■ Milde Urteile gegen islamistische Mörder in der Türkei: „Der Staat ist der Mörder!“
Wer meint, daß in dem großen Sitzungssaal des Staatssicherheitsgerichts Ankara Recht gesprochen wird, der irrt. Das „Hohe Gericht“, zuständig für Verbrechen gegen den Staat, macht Politik.
Vor wenigen Wochen wurden kurdische Parlamentarier wegen ihrer Gesinnung zu 15 Jahren Gefängnis verurteilt. Nun verurteilte das Gericht islamische Militante, die ein Hotel im zentralanatolischen Sivas in Brand steckten und dabei 17 Menschen töteten, ebenfalls zu 15 Jahren. Die Politmörder im Namen des Islam wurden verurteilt wie ein Bauer, der wegen des Streits um einen Acker seinen Nachbarn erschlägt. Das Gericht sah es nicht als organisiertes Verbrechen an, wenn in Flugblättern zum Mord an dem türkischen Schriftsteller Azim Nesin aufgerufen wird und anschließend unter dem Gejohle der fanatisierten Massen mit Benzin ein Hotel angesteckt wird, um führende Intellektuelle des Landes bei lebendigem Leibe zu verbrennen. Entsprechend der Strafvollzugsordnung werden die Mörder, die zu 15 Jahren Gefängnis verurteilt wurden, nach fünf Jahren auf freiem Fuß sein. Selbst dieses milde Urteil war den Verurteilten zu hoch. Noch im Gerichtssaal stießen sie neue Morddrohungen aus.

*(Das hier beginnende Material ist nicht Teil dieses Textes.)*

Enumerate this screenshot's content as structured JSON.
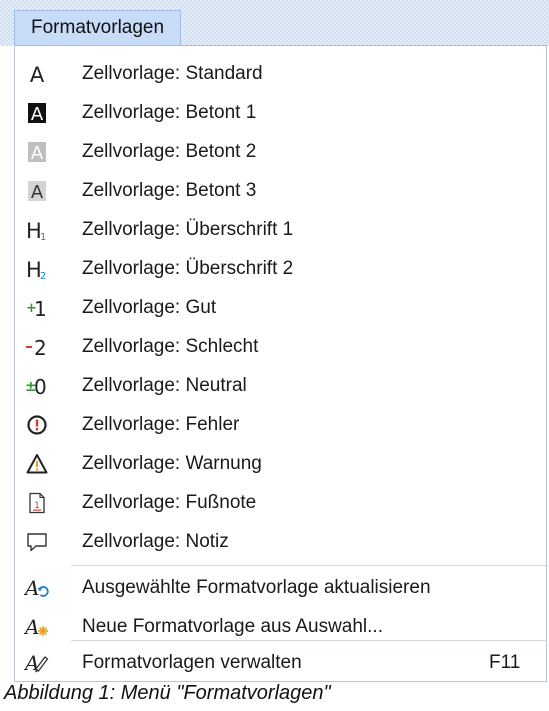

Die verurteilten kurdischen Abgeordneten hatten stets vom Frieden gesprochen. Das Strafmaß für die Rede vom Frieden ist das gleiche wie für das Abfackeln von Menschen. Doch nicht genug damit. Das Gericht begründete die milden Urteile damit, daß der Schriftsteller Aziz Nesin „offene Provokation“ dadurch betrieben habe, daß er die türkische Publikation der „Satanischen Verse“ von Salman Rushdie in Angriff genommen habe. Desweiteren stellte das Gericht Strafantrag wegen „Verleumdung der Religion“ gegen den 79jährigen Schriftsteller. Für das Opfer, dessen Schriftstellerfreunde im Hotel verbrannten, wird jetzt der Staatsanwalt sieben Jahre fordern. Der Wahn der politischen Justiz ist grenzenlos.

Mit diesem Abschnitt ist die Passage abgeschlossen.